The ASEAN Cosmetics Committee (ACC) of the Association of Southeast Asian Nations (ASEAN) has prohibited the use of four fragrances in cosmetics. The prohibition applies to new cosmetics products as of August 23, 2019 and to those already on the market as of August 23, 2021.
The ban applies to four allergenic fragrances in compounds:
- Atranol, CAS number 526-37-4
- Chloratranol, CAS number 57074-21-2
- 3-and 4-(4-hydroxy-4-methylpentyl) cyclohex-3-ene-1-carbaldehyde (HICC), CAS numbers 51414-25-6 and 31906-04-4.
HICC is a synthetic fragrance the smells like lilies of the valley. Chloratranol and Atranol are the primary fragrances of natural oak and tree moss extracts.
The EU had prohibited the compounds last year and amended the cosmetics regulation accordingly (see our blog entry).
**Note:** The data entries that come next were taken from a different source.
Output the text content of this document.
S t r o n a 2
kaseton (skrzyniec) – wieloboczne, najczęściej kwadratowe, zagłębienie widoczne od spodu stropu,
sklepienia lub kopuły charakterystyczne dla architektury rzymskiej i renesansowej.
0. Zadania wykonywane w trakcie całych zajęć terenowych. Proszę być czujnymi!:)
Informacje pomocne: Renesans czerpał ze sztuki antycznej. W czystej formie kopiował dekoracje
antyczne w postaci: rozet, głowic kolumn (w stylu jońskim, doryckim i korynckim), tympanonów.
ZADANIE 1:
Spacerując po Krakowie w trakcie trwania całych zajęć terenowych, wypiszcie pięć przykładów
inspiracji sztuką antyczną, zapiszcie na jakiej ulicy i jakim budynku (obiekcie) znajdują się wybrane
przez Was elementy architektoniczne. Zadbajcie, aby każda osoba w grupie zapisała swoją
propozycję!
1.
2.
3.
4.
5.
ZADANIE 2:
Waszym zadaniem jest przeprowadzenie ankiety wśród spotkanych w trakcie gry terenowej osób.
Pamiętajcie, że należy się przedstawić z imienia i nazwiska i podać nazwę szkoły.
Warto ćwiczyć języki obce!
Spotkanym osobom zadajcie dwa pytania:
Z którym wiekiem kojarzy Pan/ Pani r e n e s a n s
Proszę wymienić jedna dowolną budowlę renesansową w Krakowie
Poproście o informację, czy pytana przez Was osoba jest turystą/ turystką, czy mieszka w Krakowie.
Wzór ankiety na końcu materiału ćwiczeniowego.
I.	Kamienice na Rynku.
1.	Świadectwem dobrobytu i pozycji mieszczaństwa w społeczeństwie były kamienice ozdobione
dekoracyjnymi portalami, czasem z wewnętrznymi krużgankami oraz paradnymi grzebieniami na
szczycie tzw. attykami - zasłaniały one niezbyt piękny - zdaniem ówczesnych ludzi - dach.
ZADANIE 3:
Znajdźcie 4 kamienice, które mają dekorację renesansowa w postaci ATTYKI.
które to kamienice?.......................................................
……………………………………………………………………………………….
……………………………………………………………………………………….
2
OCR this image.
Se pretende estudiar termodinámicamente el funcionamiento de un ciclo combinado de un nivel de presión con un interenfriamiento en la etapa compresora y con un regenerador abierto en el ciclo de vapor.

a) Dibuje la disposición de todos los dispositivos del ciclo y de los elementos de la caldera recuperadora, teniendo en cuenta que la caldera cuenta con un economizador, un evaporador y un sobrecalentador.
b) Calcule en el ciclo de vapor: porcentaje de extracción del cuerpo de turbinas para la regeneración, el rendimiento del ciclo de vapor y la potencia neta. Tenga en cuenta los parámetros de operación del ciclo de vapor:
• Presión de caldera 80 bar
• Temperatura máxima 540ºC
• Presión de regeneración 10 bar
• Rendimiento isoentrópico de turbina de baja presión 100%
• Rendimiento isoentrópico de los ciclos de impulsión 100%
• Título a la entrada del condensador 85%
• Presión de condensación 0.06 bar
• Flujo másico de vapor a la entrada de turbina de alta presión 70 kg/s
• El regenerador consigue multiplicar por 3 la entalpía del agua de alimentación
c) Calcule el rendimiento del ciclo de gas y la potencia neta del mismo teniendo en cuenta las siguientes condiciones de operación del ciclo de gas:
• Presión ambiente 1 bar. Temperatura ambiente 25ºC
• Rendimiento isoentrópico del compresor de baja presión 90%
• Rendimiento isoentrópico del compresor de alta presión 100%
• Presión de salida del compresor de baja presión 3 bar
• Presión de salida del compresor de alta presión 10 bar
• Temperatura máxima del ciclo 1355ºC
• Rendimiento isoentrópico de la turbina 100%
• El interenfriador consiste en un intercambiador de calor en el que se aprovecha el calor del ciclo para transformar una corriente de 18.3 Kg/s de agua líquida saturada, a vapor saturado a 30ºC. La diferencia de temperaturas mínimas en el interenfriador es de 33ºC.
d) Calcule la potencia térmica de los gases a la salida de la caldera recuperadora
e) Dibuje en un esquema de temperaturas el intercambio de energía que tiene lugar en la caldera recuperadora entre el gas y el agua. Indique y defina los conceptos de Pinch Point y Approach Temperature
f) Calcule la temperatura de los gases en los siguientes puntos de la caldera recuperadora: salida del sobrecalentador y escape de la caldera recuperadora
At its meeting last November in the Philippines, the Association lowered the maximum allowed concentration of methylisothiazolinone (MIT) from 0.01% to 0.0015% – effective on June 1, 2019. In addition, zinc oxide may no longer be used after December 1, 2018 if inhaling it strains the lungs. Yet another directive requires that the label of oxidative and non-oxidative hair dyes state that the user must wear appropriate gloves.
ASEAN is an international organization of ten southeast Asian countries. It is headquartered in
Jakarta (Indonesia). A summit of the ASEAN countries is held every year.
The ACC was created according to Article 10, Institutional Arrangements, of the ASEAN Cosmetic Directive (ACD). Members of the ACC should oversee implementation of the regulation in their individual countries.
The government of Singapore provides a good overview of the ASEAN Cosmetic Directive on the Web site of the Health Sciences Authority (HSA).